Als vredesbeweging hebben wij de opdracht machthebbers aan te spreken op hun politieke en morele verantwoordelijkheid. Dat hebben wij de afgelopen twee jaar ook volop gedaan. Door bij aarzelende en kopschuwe Europese politici politieke steun te bepleiten voor de toen nog geweldloze opstand. Door oliebedrijven als Shell er op te wijzen dat de tanks van Assad rijden op hun brandstof. Door banken en pensioenmaatschappijen op te roepen niet langer te beleggen in bedrijven die afluisterapparatuur leveren aan de geheime dienst van Assad. Door regeringen te vragen het verzet te erkennen als vertegenwoordiger van het Syrische volk. En, toen de Syrische regering zijn burgers bestookte, eerst met tanks, toen met artillerie, vervolgens met rakketten en vliegtuigen en tenslotte met chemische wapens, door de internationale gemeenschap aan te spreken op zijn verantwoordelijkheid burgers te beschermen tegen oorlogsmisdaden. Dat kan door de capaciteit waarmee Assad zijn eigen bevolking bestookt te verkleinen. Desnoods en onder strikte vooraarden door het vernietigen van enkele militaire vliegvelden.

Ik besef maar al te goed dat al die oproepen, al die gesprekken, ook al hadden deze soms enig effect, geen beslissende invloed hebben gehad voor de burgers in Syrië. Zij voelen zich aan hun lot overgelaten, niet gesteund toen het er echt op aankwam. Maar dat wil niet zeggen dat zij hun hoop verloren hebben. Misschien is dat omdat zij beseffen dat dan alles verloren is. Anders dan wij kunnen zij zich niet de luxe veroorloven om de hoop te verliezen.

Daarom blijven zij zich inzetten. Nog altijd wordt in Deraya de verzetskrant ‘Druiven van het Land’ gedrukt. Nog altijd zendt radio Alwan in Saraqeb zijn muziekprogramma’s en praat met luisteraars over hun dagelijkse problemen. Nog altijd bemiddelen activisten in het Palestijnse kamp Khan esh-Sheh bij Damascus tussen de verschillende groepen en partijen in het door de toevloed van ontheemden overvolle kamp. Nog altijd organiseren activisten onderwijs voor alle bevolkingsgroepen in Alleppo in de Mustafa Qarman School.

Vredesweek

Deze mensen herinneren ons aan een waarheid waarvan wij ons niet altijd bewust zijn, vaak niet van bewust willen zijn. Wij hebben altijd een keus. In tijden van oorlog hebben we welliswaar niet elke keus. Maar zelfs onder die omstandigheden kunnen mensen, zoals onze eigen geschiedenis en de recente geschiedenis in Syrië ons leren, de menselijke waardigheid redden.

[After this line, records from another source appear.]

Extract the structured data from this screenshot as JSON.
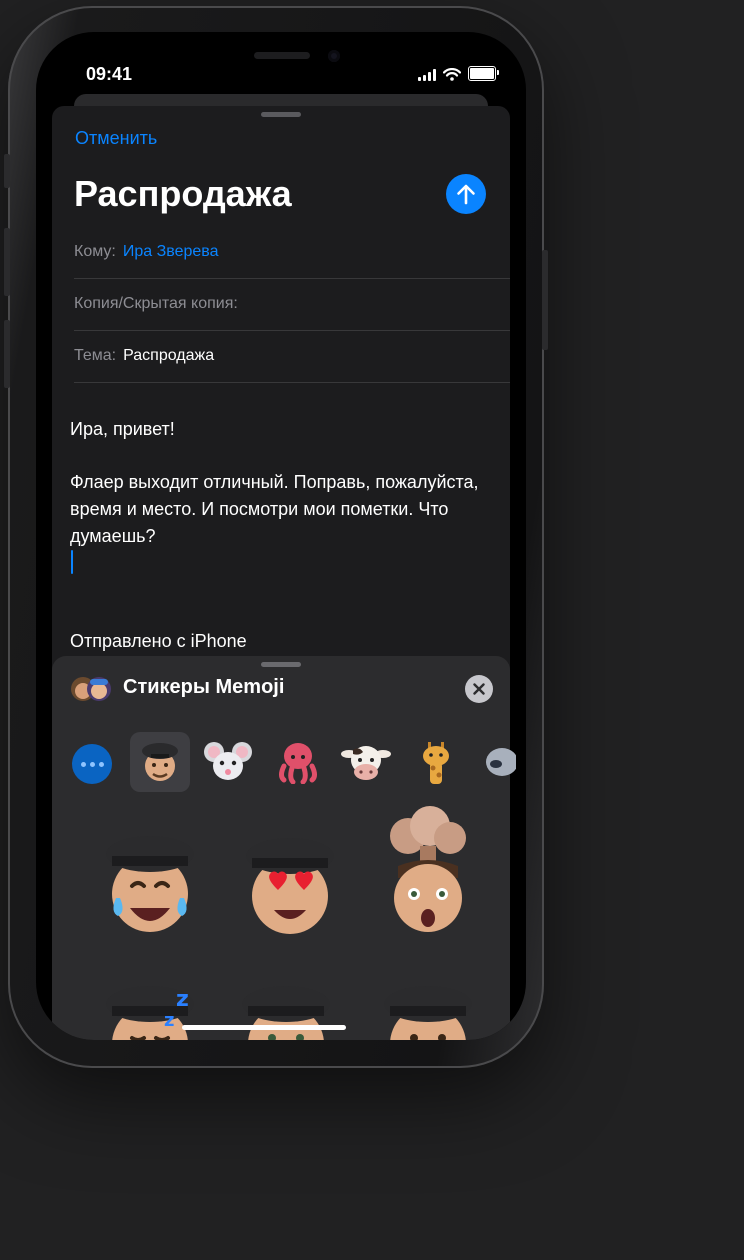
{
  "status_bar": {
    "time": "09:41",
    "icons": [
      "cellular-signal-icon",
      "wifi-icon",
      "battery-icon"
    ]
  },
  "compose": {
    "cancel_label": "Отменить",
    "title": "Распродажа",
    "send_icon": "arrow-up-icon",
    "to_label": "Кому:",
    "to_value": "Ира Зверева",
    "cc_label": "Копия/Скрытая копия:",
    "subject_label": "Тема:",
    "subject_value": "Распродажа",
    "body": {
      "greeting": "Ира, привет!",
      "paragraph": "Флаер выходит отличный. Поправь, пожалуйста, время и место. И посмотри мои пометки. Что думаешь?",
      "signature": "Отправлено с iPhone"
    }
  },
  "sticker_panel": {
    "title": "Стикеры Memoji",
    "close_icon": "close-icon",
    "more_icon": "ellipsis-icon",
    "categories": [
      "memoji-beret",
      "mouse",
      "octopus",
      "cow",
      "giraffe",
      "alien"
    ],
    "selected_category": "memoji-beret",
    "stickers": [
      "laughing-tears",
      "heart-eyes",
      "mind-blown",
      "sleeping",
      "smiling-wave",
      "thinking"
    ]
  },
  "colors": {
    "accent": "#0a84ff",
    "background": "#1c1c1e",
    "panel": "#2c2c2e"
  }
}
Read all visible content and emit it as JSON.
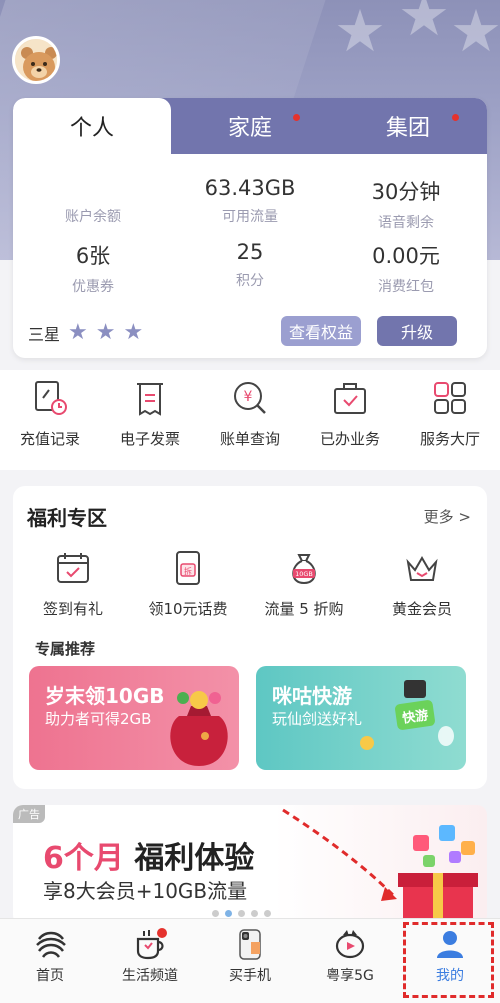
{
  "account_card": {
    "tabs": [
      {
        "label": "个人",
        "active": true,
        "has_dot": false
      },
      {
        "label": "家庭",
        "active": false,
        "has_dot": true
      },
      {
        "label": "集团",
        "active": false,
        "has_dot": true
      }
    ],
    "stats": [
      {
        "value": "",
        "label": "账户余额"
      },
      {
        "value": "63.43GB",
        "label": "可用流量"
      },
      {
        "value": "30分钟",
        "label": "语音剩余"
      },
      {
        "value": "6张",
        "label": "优惠券"
      },
      {
        "value": "25",
        "label": "积分"
      },
      {
        "value": "0.00元",
        "label": "消费红包"
      }
    ],
    "level": {
      "label": "三星",
      "stars": 3
    },
    "view_benefits_label": "查看权益",
    "upgrade_label": "升级"
  },
  "quick_actions": [
    {
      "label": "充值记录",
      "icon": "recharge-record-icon"
    },
    {
      "label": "电子发票",
      "icon": "invoice-icon"
    },
    {
      "label": "账单查询",
      "icon": "bill-query-icon"
    },
    {
      "label": "已办业务",
      "icon": "handled-business-icon"
    },
    {
      "label": "服务大厅",
      "icon": "service-hall-icon"
    }
  ],
  "welfare": {
    "title": "福利专区",
    "more_label": "更多 >",
    "items": [
      {
        "label": "签到有礼",
        "icon": "calendar-check-icon"
      },
      {
        "label": "领10元话费",
        "icon": "red-envelope-icon",
        "icon_text": "拆"
      },
      {
        "label": "流量 5 折购",
        "icon": "money-bag-icon",
        "icon_text": "10GB"
      },
      {
        "label": "黄金会员",
        "icon": "crown-icon"
      }
    ],
    "recommend_title": "专属推荐",
    "banners": [
      {
        "title": "岁末领10GB",
        "subtitle": "助力者可得2GB"
      },
      {
        "title": "咪咕快游",
        "subtitle": "玩仙剑送好礼",
        "badge": "快游"
      }
    ]
  },
  "ad": {
    "tag": "广告",
    "title_highlight": "6个月",
    "title_rest": " 福利体验",
    "subtitle": "享8大会员+10GB流量"
  },
  "tab_bar": [
    {
      "label": "首页",
      "icon": "china-mobile-logo-icon",
      "active": false
    },
    {
      "label": "生活频道",
      "icon": "coffee-cup-icon",
      "active": false,
      "has_dot": true
    },
    {
      "label": "买手机",
      "icon": "phone-icon",
      "active": false
    },
    {
      "label": "粤享5G",
      "icon": "5g-logo-icon",
      "active": false
    },
    {
      "label": "我的",
      "icon": "person-icon",
      "active": true
    }
  ],
  "colors": {
    "header_purple": "#7275ad",
    "accent_pink": "#e84a6f",
    "active_blue": "#3b7de0"
  }
}
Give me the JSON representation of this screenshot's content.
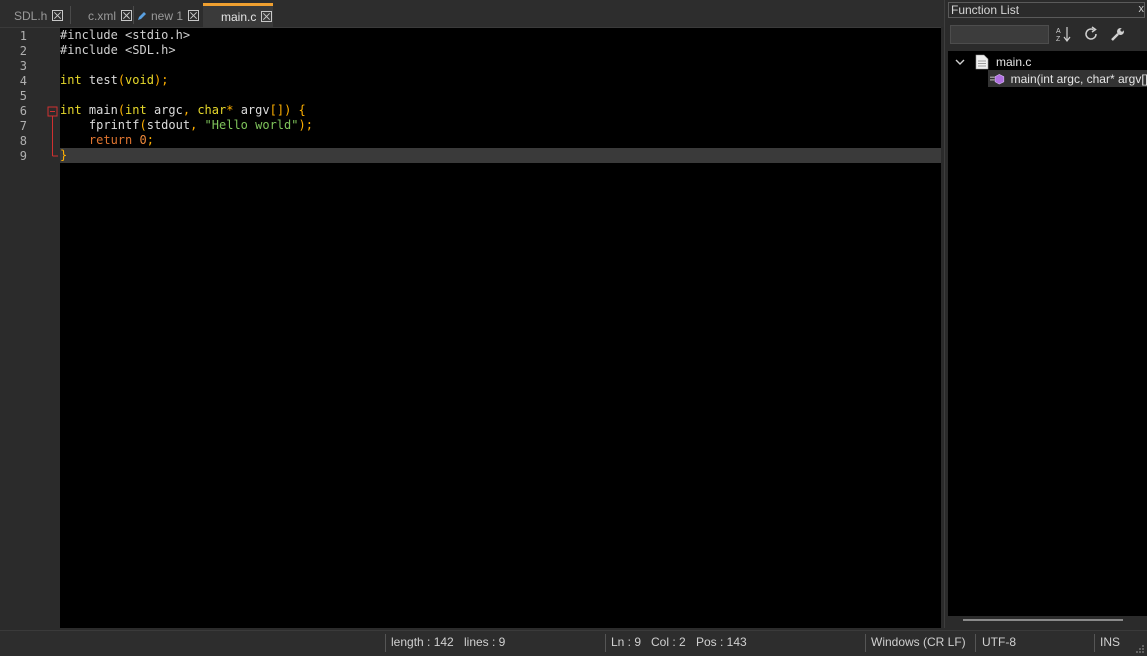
{
  "tabs": [
    {
      "label": "SDL.h",
      "active": false,
      "modified": false
    },
    {
      "label": "c.xml",
      "active": false,
      "modified": false
    },
    {
      "label": "new 1",
      "active": false,
      "modified": true
    },
    {
      "label": "main.c",
      "active": true,
      "modified": false
    }
  ],
  "editor": {
    "line_numbers": [
      "1",
      "2",
      "3",
      "4",
      "5",
      "6",
      "7",
      "8",
      "9"
    ],
    "current_line": 9,
    "lines": [
      "#include <stdio.h>",
      "#include <SDL.h>",
      "",
      "int test(void);",
      "",
      "int main(int argc, char* argv[]) {",
      "    fprintf(stdout, \"Hello world\");",
      "    return 0;",
      "}"
    ]
  },
  "function_list": {
    "title": "Function List",
    "close": "x",
    "search_value": "",
    "root": "main.c",
    "items": [
      "main(int argc, char* argv[]"
    ]
  },
  "status_bar": {
    "length": "length : 142",
    "lines": "lines : 9",
    "ln": "Ln : 9",
    "col": "Col : 2",
    "pos": "Pos : 143",
    "eol": "Windows (CR LF)",
    "encoding": "UTF-8",
    "mode": "INS"
  },
  "colors": {
    "active_tab_accent": "#f0a030",
    "editor_bg": "#000000",
    "fold_marker": "#d03030"
  }
}
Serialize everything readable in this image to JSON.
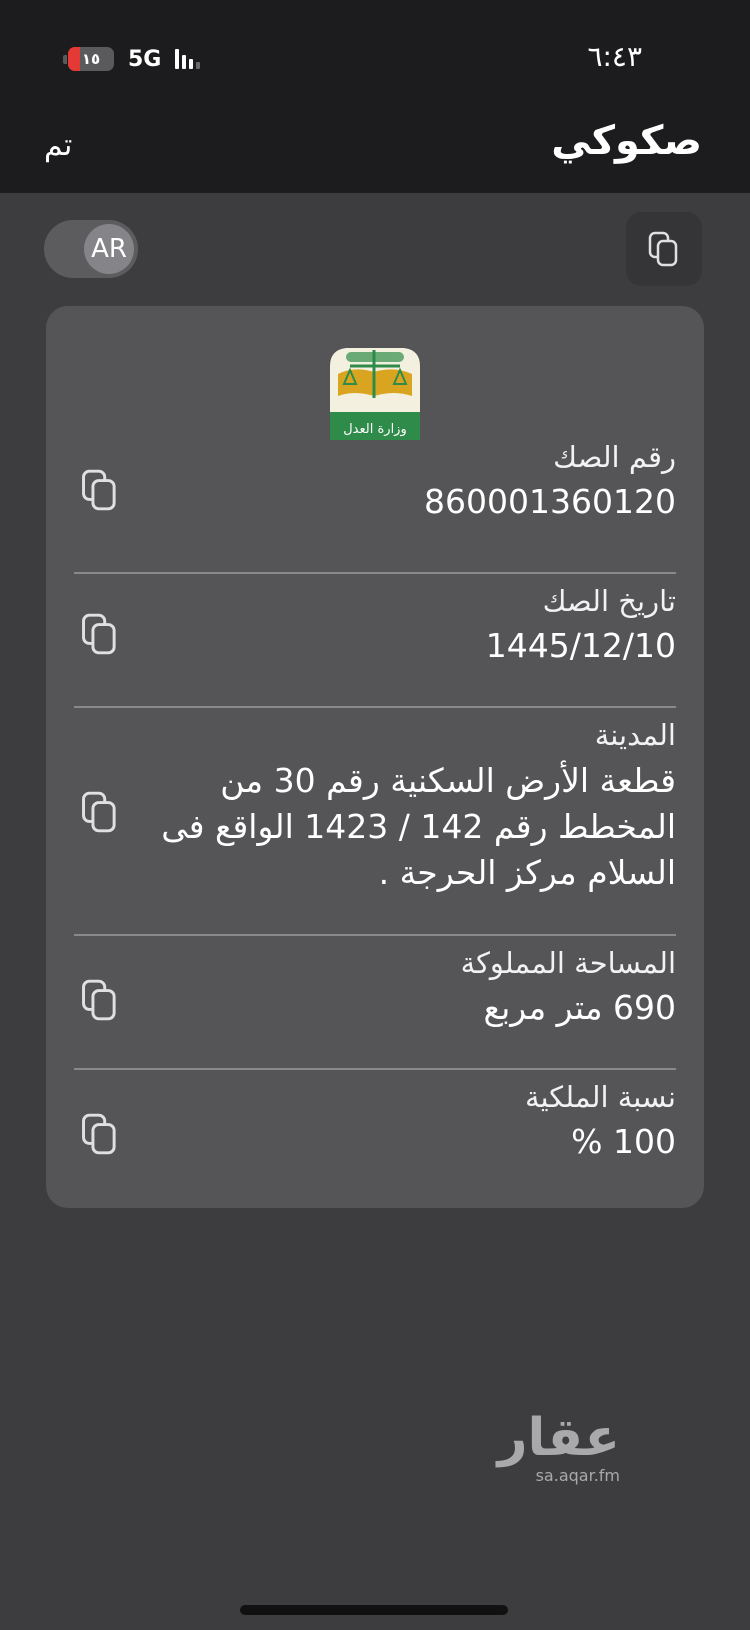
{
  "status_bar": {
    "time": "٦:٤٣",
    "network": "5G",
    "battery_level": "١٥",
    "battery_color": "#e53935"
  },
  "nav": {
    "title": "صكوكي",
    "done_label": "تم"
  },
  "language_toggle": {
    "label": "AR"
  },
  "deed": {
    "logo_text": "وزارة العدل",
    "fields": [
      {
        "label": "رقم الصك",
        "value": "860001360120"
      },
      {
        "label": "تاريخ الصك",
        "value": "1445/12/10"
      },
      {
        "label": "المدينة",
        "value": "قطعة الأرض السكنية رقم 30 من المخطط رقم 142 / 1423 الواقع فى السلام مركز الحرجة ."
      },
      {
        "label": "المساحة المملوكة",
        "value": "690 متر مربع"
      },
      {
        "label": "نسبة الملكية",
        "value": "100 %"
      }
    ]
  },
  "watermark": {
    "brand": "عقار",
    "url": "sa.aqar.fm"
  },
  "icons": {
    "copy": "copy-icon",
    "logo": "ministry-of-justice-logo"
  }
}
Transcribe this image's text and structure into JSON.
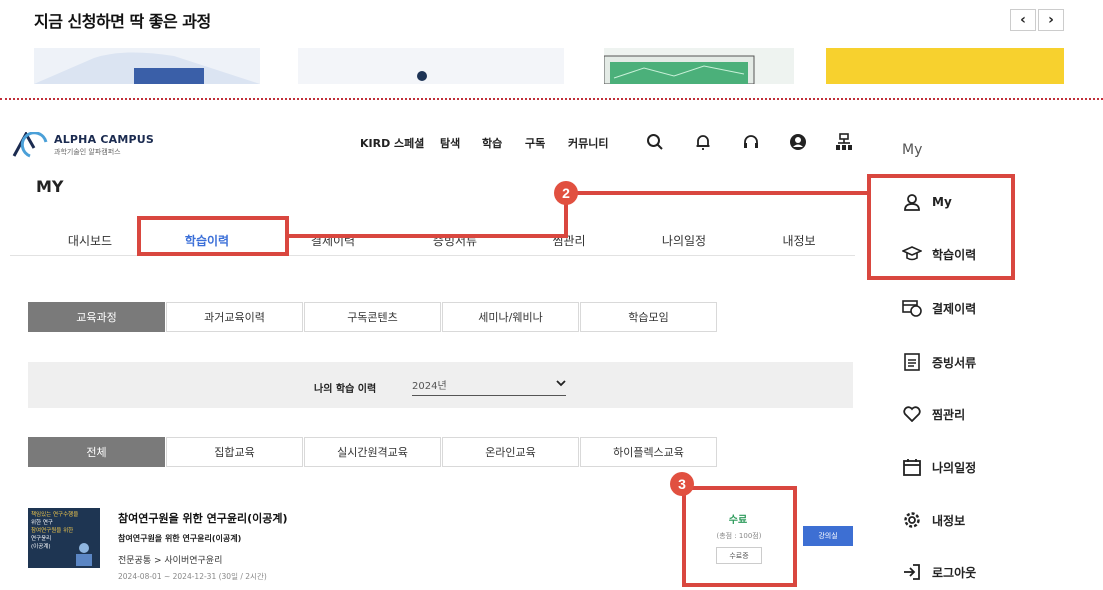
{
  "promo": {
    "title": "지금 신청하면 딱 좋은 과정",
    "prev_icon": "chevron-left-icon",
    "next_icon": "chevron-right-icon"
  },
  "header": {
    "logo_title": "ALPHA CAMPUS",
    "logo_subtitle": "과학기술인 알파캠퍼스",
    "nav": [
      "KIRD 스페셜",
      "탐색",
      "학습",
      "구독",
      "커뮤니티"
    ],
    "icons": [
      "search-icon",
      "bell-icon",
      "headset-icon",
      "user-circle-icon",
      "sitemap-icon"
    ]
  },
  "page": {
    "title": "MY",
    "tabs": [
      {
        "label": "대시보드",
        "active": false
      },
      {
        "label": "학습이력",
        "active": true
      },
      {
        "label": "결제이력",
        "active": false
      },
      {
        "label": "증빙서류",
        "active": false
      },
      {
        "label": "찜관리",
        "active": false
      },
      {
        "label": "나의일정",
        "active": false
      },
      {
        "label": "내정보",
        "active": false
      }
    ],
    "type_buttons": [
      "교육과정",
      "과거교육이력",
      "구독콘텐츠",
      "세미나/웨비나",
      "학습모임"
    ],
    "filter_label": "나의 학습 이력",
    "filter_value": "2024년",
    "mode_buttons": [
      "전체",
      "집합교육",
      "실시간원격교육",
      "온라인교육",
      "하이플렉스교육"
    ]
  },
  "course": {
    "thumb_lines": [
      "책임있는 연구수행을",
      "위한 연구",
      "참여연구원을 위한",
      "연구윤리",
      "(이공계)"
    ],
    "title": "참여연구원을 위한 연구윤리(이공계)",
    "subtitle": "참여연구원을 위한 연구윤리(이공계)",
    "category": "전문공통 > 사이버연구윤리",
    "dates": "2024-08-01 ~ 2024-12-31 (30일 / 2시간)",
    "status": "수료",
    "score": "(총점 : 100점)",
    "cert_button": "수료증",
    "classroom_button": "강의실"
  },
  "side_menu": {
    "title": "My",
    "items": [
      {
        "label": "My",
        "icon": "user-icon"
      },
      {
        "label": "학습이력",
        "icon": "graduation-cap-icon"
      },
      {
        "label": "결제이력",
        "icon": "payment-icon"
      },
      {
        "label": "증빙서류",
        "icon": "document-icon"
      },
      {
        "label": "찜관리",
        "icon": "heart-icon"
      },
      {
        "label": "나의일정",
        "icon": "calendar-icon"
      },
      {
        "label": "내정보",
        "icon": "gear-icon"
      },
      {
        "label": "로그아웃",
        "icon": "logout-icon"
      }
    ]
  },
  "annotations": {
    "badge_2": "2",
    "badge_3": "3",
    "highlight_color": "#d9473f"
  },
  "colors": {
    "accent": "#3b6fd8",
    "success": "#2d9b5b",
    "active_button": "#7a7a7a"
  }
}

Deze week is het vredesweek. Wat konden wij anders doen dan deze vredesweek in het teken stellen van Syrië waar onder de meest moeilijke omstandigheden nog altijd mensen in actie komen voor vrede, voor de menselijke waardigheid. Wij kunnen ons de oorlog niet voorstellen. We mogen ons soms machteloos voelen. Maar dat wil niet zeggen dat we niets kunnen doen. We hebben een keus. Wij kunnen onze politici er aan blijven herinneren dat zij de schreeuw om vrede moeten beantwoorden. Dat zij zich daarbij niet moeten laten leiden door eigen reputaties en machtsaanspraken maar door de verantwoordelijkheid om burgers te beschermen tegen de meest ernstige misdrijven. Dat zij niet de daders maar de slachtoffers centraal moeten stellen. Dat zij ruimhartiger vluchtelingen moeten toelaten. Maar we kunnen ook uitdrukking geven aan onze eigen lotsverbondenheid met vredesactivisten in Syrië. Daarom: Act for Peace: adopt a revolution!

En ik, ik blijf geloven dat vrede mogelijk is, ook in Syrië.